The Book of Job is a profound rumination on the causes and meaning of human suffering. The figure of Job becomes the very archetype of the good person unjustly afflicted. All point to the fundamental theological question of theodicy: why does a good and all-powerful God allow such things to happen? This questions has plagued thinkers and theologians since the dawn of monotheism. It seems clear enough that no satisfactory answer has ever been proposed. Attempts are always easy to lambast as dismissive, naive, based on special pleading, etc. (One thinks of Voltaire’s satire of Leibnitz’s popular theodicy in the ridiculous optimism of Dr. Pangloss in the face of absurd calamity in Candide). Anything close to a successful religious theodicy must, it seems, truly grapple with the horrors of the potential for human suffering. This is what Dostoyevsky offers in The Brothers Karamazov, anyway, with Ivan’s withering examination of human cruelty and depravity. Ivan’s is no strawman argument against God for Dostoyevsky to strike down, but a visceral undermining of theodicy making use of actual, historical examples of seemingly senseless, awful, brutal human experience. If Dostoyevsky’s book is to offer any meaningful “justification of the ways of God to men” (as all theodicies aim to do), it must first present suffering unflinchingly, in all its horror. It must consider, even propose, the notion (as Ivan does) that the only appropriate response to such suffering is to side with humanity against any God that could allow such atrocity—in other words, to “mutiny” (as his interlocutor, his monk brother Alyosha, fearfully terms it, and from which the name of the chapter in the book derives).

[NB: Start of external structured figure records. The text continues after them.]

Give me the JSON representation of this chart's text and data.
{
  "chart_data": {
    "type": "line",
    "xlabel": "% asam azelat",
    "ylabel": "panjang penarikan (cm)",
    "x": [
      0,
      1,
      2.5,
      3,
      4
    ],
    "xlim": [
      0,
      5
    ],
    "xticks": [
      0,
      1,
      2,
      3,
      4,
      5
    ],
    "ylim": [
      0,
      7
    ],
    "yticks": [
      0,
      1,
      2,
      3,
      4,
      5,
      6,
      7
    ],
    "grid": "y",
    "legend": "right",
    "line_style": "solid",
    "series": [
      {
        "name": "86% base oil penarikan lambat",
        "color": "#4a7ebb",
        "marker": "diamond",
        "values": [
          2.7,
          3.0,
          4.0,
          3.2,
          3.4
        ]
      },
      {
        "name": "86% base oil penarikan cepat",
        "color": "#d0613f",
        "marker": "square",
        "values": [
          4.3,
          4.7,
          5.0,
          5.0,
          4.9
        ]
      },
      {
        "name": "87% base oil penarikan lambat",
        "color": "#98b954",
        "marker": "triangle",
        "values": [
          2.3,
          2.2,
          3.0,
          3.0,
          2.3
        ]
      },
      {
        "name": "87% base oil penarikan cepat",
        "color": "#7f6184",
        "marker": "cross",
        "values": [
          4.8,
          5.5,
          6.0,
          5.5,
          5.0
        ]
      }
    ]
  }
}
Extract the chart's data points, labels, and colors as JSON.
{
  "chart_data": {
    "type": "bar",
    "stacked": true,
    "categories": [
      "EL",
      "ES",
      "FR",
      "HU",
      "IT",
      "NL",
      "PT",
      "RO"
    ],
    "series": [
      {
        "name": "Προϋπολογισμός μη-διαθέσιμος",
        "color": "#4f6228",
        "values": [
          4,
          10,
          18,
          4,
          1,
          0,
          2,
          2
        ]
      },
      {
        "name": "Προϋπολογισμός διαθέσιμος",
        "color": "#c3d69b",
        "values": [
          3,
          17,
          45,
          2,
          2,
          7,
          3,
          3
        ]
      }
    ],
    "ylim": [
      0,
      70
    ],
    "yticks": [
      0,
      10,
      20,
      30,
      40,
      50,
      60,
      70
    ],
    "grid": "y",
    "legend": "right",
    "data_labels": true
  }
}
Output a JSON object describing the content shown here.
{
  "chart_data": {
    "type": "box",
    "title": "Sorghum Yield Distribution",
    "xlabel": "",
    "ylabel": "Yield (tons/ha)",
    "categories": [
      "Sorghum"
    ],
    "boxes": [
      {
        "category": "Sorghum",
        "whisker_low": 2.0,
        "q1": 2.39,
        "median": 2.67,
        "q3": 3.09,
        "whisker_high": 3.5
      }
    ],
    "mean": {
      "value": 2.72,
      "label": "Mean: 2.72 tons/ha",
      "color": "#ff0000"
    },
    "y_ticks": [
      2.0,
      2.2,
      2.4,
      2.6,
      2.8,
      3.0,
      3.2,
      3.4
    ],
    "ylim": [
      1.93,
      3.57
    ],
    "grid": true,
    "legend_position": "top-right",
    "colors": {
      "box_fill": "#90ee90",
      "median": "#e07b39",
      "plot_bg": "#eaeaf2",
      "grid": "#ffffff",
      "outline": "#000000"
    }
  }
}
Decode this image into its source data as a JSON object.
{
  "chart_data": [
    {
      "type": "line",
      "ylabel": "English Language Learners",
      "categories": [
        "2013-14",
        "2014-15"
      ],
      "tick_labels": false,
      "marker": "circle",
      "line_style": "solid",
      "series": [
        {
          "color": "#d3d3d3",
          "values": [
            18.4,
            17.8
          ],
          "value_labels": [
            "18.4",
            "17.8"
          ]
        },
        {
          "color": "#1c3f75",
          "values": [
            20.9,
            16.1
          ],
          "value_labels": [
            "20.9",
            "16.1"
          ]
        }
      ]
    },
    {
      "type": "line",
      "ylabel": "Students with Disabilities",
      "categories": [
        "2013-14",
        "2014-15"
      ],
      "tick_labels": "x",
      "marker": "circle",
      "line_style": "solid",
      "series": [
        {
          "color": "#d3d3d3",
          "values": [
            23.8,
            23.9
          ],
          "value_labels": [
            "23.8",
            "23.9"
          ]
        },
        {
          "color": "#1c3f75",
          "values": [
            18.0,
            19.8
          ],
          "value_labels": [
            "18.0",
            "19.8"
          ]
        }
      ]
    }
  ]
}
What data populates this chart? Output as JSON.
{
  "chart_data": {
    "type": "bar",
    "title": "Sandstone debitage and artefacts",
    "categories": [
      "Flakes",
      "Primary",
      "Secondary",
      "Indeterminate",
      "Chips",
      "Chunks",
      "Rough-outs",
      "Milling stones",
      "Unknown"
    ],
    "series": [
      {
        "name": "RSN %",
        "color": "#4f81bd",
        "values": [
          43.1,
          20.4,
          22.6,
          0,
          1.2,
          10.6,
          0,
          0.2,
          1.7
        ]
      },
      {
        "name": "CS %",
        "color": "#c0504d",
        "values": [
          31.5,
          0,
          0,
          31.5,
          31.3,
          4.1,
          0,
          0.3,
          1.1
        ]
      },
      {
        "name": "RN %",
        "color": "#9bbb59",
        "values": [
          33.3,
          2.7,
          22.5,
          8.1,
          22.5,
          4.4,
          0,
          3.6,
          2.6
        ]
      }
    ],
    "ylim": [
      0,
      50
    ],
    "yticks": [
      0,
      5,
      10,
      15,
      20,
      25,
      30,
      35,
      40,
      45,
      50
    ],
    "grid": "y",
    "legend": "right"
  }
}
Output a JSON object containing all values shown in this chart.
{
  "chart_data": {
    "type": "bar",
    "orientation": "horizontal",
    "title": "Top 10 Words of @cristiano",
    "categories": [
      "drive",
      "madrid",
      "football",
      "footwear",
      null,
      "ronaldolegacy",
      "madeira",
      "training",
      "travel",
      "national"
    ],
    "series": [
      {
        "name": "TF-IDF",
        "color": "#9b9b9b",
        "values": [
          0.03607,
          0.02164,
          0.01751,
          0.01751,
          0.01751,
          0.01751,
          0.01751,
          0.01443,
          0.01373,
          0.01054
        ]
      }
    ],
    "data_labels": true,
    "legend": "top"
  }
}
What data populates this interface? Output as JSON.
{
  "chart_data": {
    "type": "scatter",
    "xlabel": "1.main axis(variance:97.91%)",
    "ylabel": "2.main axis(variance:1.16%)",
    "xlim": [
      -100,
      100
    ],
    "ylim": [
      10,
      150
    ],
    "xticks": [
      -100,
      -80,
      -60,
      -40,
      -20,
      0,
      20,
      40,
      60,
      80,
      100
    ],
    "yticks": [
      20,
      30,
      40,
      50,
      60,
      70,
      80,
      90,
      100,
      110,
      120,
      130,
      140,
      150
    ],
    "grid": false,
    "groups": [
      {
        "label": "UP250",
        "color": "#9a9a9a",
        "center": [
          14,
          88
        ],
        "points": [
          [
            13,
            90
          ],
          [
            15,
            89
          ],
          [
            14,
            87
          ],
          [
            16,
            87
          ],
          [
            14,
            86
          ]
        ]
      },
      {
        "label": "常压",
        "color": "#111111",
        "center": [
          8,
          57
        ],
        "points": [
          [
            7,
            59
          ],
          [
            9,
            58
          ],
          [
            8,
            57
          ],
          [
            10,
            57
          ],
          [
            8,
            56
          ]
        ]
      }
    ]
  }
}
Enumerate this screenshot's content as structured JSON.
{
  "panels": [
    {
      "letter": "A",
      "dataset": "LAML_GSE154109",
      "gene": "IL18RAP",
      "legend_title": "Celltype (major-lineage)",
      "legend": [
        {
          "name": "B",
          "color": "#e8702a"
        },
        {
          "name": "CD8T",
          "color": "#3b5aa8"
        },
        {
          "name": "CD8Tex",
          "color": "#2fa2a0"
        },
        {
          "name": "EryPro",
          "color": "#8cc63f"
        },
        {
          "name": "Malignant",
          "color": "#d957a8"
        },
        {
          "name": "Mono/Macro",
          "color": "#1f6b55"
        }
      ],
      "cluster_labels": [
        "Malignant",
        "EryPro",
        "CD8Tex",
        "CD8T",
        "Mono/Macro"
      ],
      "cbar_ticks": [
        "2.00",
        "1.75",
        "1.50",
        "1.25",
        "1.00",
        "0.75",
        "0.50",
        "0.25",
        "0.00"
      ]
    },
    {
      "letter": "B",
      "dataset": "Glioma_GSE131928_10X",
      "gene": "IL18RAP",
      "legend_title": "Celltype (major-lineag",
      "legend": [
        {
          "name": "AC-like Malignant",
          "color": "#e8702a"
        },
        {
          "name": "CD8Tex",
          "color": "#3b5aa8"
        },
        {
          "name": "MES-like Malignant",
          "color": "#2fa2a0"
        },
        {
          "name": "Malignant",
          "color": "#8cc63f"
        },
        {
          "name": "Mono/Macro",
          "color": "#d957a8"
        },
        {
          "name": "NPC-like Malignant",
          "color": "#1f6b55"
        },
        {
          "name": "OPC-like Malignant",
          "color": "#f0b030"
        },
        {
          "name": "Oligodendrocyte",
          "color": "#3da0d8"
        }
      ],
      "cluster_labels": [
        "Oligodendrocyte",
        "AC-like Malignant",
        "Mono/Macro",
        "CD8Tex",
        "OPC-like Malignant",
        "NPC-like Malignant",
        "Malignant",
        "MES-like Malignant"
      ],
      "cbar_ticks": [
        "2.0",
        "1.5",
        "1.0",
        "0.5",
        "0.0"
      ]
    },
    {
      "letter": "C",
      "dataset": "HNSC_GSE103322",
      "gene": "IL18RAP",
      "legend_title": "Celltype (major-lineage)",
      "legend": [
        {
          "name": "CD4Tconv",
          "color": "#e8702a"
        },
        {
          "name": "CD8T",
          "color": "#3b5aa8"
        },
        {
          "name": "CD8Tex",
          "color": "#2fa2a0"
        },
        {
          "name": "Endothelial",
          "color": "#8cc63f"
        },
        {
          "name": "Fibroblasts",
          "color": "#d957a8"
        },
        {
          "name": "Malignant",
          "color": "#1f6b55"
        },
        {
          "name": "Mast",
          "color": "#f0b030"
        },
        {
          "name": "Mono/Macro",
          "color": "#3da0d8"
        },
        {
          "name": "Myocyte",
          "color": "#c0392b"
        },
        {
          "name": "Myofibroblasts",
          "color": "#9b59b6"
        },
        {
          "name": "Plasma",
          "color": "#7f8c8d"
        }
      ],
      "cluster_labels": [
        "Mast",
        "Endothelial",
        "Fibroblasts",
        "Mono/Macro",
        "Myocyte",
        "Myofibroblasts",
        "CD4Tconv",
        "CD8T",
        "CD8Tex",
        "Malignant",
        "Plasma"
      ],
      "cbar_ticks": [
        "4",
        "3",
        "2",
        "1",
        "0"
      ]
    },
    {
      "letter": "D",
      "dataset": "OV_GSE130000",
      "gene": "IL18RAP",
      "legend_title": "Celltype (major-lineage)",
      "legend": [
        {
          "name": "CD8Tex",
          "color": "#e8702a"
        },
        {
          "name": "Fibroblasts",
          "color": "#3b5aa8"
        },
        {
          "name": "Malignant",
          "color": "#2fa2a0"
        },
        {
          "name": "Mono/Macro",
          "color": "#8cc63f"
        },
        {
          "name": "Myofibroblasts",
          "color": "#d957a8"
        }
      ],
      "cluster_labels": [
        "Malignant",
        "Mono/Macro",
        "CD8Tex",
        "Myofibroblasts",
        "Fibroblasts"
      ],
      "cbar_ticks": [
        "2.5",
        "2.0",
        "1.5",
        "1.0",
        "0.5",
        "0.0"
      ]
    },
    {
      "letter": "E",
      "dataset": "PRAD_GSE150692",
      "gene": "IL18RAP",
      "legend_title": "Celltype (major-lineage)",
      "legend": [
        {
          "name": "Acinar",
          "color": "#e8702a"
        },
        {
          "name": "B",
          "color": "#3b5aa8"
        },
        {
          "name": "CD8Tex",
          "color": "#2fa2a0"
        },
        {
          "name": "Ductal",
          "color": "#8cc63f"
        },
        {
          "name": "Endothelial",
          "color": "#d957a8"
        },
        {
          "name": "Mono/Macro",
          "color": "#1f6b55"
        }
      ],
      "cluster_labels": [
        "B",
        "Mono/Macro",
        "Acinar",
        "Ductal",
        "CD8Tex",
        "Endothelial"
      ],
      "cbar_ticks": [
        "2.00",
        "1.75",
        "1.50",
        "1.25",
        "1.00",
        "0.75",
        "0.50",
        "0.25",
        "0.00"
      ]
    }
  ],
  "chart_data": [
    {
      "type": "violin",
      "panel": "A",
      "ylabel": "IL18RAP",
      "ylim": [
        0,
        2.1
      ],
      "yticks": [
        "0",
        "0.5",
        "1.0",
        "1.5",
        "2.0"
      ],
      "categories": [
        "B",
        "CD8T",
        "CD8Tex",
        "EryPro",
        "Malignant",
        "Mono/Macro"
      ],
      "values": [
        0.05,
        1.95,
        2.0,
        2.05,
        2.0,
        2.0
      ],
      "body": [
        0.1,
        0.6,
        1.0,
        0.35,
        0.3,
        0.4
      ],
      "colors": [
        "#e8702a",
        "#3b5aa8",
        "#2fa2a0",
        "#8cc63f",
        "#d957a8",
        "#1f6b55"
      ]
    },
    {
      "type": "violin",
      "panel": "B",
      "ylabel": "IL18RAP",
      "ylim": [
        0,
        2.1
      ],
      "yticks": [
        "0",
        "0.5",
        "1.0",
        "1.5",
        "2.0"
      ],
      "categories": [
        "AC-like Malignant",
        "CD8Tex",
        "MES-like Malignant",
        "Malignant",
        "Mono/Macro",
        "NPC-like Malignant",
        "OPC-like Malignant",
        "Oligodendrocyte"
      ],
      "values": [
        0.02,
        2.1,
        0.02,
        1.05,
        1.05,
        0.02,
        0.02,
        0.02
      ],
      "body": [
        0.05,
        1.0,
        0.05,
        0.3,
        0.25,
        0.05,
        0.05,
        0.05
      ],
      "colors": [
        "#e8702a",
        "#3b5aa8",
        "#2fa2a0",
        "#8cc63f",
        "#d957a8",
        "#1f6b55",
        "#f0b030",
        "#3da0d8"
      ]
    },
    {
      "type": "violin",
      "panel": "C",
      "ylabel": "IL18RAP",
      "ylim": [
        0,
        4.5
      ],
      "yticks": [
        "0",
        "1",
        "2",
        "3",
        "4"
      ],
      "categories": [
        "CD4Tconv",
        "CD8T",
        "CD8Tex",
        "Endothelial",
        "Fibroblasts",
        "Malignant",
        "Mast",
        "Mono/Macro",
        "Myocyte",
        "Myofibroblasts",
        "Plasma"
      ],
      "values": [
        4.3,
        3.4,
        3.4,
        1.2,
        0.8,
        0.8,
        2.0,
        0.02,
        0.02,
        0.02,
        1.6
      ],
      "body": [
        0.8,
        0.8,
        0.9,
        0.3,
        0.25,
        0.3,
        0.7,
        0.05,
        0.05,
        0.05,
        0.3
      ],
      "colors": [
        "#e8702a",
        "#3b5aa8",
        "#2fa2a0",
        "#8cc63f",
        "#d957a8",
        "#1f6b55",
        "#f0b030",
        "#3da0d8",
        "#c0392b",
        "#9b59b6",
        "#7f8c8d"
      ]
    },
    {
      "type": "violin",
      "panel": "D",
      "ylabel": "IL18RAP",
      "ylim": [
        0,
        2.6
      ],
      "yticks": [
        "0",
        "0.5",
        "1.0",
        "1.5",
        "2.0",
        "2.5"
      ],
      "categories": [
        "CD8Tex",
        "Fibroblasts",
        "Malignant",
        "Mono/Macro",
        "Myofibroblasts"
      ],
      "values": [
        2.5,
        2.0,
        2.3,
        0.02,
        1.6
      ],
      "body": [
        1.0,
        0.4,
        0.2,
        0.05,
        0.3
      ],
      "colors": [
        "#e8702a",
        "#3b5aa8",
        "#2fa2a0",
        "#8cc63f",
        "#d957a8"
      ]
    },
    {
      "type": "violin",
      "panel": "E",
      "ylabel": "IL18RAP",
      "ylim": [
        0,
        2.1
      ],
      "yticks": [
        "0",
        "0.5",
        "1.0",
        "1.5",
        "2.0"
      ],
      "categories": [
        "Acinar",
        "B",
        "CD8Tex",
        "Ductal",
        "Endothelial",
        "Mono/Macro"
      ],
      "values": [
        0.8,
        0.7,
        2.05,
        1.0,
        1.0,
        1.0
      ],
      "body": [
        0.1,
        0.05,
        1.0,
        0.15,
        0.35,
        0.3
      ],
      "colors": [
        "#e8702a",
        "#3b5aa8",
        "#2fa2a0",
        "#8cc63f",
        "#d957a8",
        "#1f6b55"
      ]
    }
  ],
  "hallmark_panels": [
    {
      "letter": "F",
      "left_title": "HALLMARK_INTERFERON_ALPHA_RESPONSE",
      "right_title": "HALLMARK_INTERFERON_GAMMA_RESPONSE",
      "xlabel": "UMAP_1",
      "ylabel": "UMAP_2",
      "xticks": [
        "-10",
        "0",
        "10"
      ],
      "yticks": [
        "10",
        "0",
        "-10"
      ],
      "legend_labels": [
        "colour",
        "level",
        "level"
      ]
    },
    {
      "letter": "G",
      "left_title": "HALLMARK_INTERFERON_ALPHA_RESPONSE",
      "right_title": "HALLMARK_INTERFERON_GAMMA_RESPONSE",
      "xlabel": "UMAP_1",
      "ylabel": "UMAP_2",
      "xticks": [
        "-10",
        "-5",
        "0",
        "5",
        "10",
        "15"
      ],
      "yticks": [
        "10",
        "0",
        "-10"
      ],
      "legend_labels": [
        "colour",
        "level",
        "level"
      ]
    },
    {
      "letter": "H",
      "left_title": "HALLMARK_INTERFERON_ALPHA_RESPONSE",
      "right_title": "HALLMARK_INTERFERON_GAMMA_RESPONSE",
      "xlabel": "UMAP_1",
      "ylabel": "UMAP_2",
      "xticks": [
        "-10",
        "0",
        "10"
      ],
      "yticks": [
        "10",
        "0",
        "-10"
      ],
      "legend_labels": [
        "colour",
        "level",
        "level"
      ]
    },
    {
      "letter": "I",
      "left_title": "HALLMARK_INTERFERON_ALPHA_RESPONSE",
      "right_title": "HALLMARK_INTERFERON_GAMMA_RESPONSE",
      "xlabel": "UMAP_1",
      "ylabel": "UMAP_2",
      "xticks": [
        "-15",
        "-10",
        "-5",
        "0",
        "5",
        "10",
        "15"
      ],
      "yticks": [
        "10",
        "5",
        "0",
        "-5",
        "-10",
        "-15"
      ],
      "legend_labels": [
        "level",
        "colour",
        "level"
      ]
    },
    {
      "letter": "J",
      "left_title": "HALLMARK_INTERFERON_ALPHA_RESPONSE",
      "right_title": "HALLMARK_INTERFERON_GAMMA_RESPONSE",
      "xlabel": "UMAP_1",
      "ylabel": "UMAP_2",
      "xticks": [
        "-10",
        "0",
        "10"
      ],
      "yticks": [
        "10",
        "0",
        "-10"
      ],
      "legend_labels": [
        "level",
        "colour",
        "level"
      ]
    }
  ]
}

As a Congolese refugee, Julian’s Job seems to be doing something very similar. Job’s account seems to be based on events that would occur during the Second Congo War, also called the Great African War. In this horrific conflict—beyond the usual barbarity of murder, pillaging, and torture tragically common to civil breakdown and armed conflict—there was pervasive use of methods even more psychically and socially devastating: weaponized rape. Rampaging militias would use extreme forms of sexual violence to demoralize and destroy their enemies. Beyond gang-raping women themselves, often to death, they would also order family members at gunpoint to rape each other: fathers daughters, sons their sisters and mothers. Such terrors served to dominate and destroy the most basic social fabric and psychic stability of the people they opposed. Those who survived would have to face not only their physical wounds (broken bones, mutilated genitalia, and incontinence from gang rape) but the psychological scars of their self-imposed familial torture.

Accounts from the Congo of this type were widespread, and seem beyond even the horrors that Ivan recounts in his litany of suffering in The Brothers Karamazov. In this sense, Job stands as a personification of the theodicy problem in the modern world. First and foremost, before even Faust’s intellectual arguments against God (which might seem aloof and distantly abstract by comparison), Job confronts us with the depths of possibility for human depravity, pain and suffering. Unlike the Biblical Job—to whom God appears, assuages, and sets things right—this character sides with Ivan, with mutiny against God, born of the deepest, most awful, most indefensible and inconceivable suffering.